I had often noticed the stupefaction produced by the injection of a fluid from the sting of certain insects before. It is particularly observable in a hymenopterous insect called the "plasterer" (`Pelopaeus Eckloni'), which in his habits resembles somewhat the mason-bee. It is about an inch and a quarter in length, jet black in color, and may be observed coming into houses, carrying in its fore legs a pellet of soft plaster about the size of a pea. When it has fixed upon a convenient spot for its dwelling, it forms a cell about the same length as its body, plastering the walls so as to be quite thin and smooth inside. When this is finished, all except a round hole, it brings seven or eight caterpillars or spiders, each of which is rendered insensible, but not killed, by the fluid from its sting. These it deposits in the cell, and then one of its own larvae, which, as it grows, finds food quite fresh. The insects are in a state of coma, but the presence of vitality prevents putridity, or that drying up which would otherwise take place in this climate. By the time the young insect is full grown and its wings completely developed, the food is done. It then pierces the wall of its cell at the former door, or place last filled up by its parent, flies off, and begins life for itself. The plasterer is a most useful insect, as it acts as a check on the inordinate increase of caterpillars and spiders. It may often be seen with a caterpillar or even a cricket much larger than itself, but they lie perfectly still after the injection of chloroform, and the plasterer, placing a row of legs on each side of the body, uses both legs and wings in trailing the victim along. The fluid in each case is, I suppose, designed to cause insensibility, and likewise act as an antiseptic, the death of the victims being without pain.
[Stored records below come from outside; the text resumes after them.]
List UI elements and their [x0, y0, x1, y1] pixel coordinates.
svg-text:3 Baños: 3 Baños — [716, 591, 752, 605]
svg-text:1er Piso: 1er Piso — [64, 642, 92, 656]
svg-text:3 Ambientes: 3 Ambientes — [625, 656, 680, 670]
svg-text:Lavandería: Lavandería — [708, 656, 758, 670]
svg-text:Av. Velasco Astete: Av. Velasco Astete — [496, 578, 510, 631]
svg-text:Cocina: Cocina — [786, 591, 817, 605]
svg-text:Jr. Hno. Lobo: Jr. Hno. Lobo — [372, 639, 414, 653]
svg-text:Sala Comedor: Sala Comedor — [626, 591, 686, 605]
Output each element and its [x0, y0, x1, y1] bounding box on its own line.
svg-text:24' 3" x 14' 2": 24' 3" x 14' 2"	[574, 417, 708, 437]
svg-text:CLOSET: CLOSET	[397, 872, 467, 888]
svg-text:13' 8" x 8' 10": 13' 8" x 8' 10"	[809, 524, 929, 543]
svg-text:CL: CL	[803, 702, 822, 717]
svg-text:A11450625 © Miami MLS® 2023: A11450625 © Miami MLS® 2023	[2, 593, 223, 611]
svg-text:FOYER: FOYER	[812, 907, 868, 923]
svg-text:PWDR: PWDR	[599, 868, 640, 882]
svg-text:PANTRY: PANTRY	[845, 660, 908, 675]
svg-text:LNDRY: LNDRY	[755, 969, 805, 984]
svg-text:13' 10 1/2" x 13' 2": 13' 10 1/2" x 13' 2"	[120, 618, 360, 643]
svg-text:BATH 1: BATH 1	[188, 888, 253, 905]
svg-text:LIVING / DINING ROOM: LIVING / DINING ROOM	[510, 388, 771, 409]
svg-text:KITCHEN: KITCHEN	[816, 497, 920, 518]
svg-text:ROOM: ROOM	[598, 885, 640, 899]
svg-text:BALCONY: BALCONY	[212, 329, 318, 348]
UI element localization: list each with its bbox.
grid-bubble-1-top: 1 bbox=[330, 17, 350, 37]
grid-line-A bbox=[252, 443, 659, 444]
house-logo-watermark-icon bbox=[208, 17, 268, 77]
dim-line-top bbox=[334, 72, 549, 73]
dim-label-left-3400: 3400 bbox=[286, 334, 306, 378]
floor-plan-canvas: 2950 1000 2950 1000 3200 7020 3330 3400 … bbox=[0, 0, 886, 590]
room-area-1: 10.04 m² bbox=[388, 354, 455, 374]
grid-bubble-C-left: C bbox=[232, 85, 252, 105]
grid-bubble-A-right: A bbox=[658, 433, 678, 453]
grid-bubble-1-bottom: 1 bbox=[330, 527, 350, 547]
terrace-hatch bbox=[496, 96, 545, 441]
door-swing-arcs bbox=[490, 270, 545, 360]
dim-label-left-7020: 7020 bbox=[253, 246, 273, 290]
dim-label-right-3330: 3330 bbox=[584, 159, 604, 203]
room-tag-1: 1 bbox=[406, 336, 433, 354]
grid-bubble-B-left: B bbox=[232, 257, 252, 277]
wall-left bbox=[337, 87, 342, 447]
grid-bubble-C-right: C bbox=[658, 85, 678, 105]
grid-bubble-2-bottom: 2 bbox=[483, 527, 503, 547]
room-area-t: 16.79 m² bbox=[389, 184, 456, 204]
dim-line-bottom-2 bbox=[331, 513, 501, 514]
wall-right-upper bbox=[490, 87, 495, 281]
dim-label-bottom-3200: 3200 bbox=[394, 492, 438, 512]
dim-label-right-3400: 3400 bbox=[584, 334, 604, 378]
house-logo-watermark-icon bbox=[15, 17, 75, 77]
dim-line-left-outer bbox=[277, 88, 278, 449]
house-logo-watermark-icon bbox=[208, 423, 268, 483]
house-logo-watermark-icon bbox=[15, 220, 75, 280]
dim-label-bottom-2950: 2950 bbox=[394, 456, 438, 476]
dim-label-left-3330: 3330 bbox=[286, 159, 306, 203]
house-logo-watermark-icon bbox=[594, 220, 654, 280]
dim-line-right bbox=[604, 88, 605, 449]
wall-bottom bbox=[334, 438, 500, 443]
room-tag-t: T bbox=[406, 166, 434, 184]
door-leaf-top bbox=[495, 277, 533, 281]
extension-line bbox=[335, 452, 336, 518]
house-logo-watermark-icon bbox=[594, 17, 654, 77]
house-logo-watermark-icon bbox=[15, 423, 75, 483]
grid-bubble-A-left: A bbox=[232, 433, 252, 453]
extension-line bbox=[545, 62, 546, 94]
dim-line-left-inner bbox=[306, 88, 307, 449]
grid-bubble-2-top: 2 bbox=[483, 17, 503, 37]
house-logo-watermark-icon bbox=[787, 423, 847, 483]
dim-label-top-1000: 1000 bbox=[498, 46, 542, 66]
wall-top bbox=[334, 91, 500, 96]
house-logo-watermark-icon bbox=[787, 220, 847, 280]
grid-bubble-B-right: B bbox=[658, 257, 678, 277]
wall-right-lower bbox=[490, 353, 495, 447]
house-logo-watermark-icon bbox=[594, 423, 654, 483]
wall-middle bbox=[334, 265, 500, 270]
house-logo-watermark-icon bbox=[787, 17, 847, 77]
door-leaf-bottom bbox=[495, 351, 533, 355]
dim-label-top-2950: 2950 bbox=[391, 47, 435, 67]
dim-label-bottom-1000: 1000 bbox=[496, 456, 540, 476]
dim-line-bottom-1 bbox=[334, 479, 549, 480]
Without these black soldier-ants the country would be overrun by the white ants; they are so extremely prolific, and nothing can exceed the energy with which they work. They perform a most important part in the economy of nature by burying vegetable matter as quickly beneath the soil as the ferocious red ant does dead animal substances. The white ant keeps generally out of sight, and works under galleries constructed by night to screen them from the observation of birds. At some given signal, however, I never could ascertain what, they rush out by hundreds, and the sound of their mandibles cutting grass into lengths may be heard like a gentle wind murmuring through the leaves of the trees. They drag these pieces to the doors of their abodes, and after some hours' toil leave off work, and many of the bits of grass may be seen collected around the orifice. They continue out of sight for perhaps a month, but they are never idle. On one occasion, a good bundle of grass was laid down for my bed on a spot which was quite smooth and destitute of plants. The ants at once sounded the call to a good supply of grass. I heard them incessantly nibbling and carrying away all that night; and they continued all next day (Sunday), and all that night too, with unabated energy.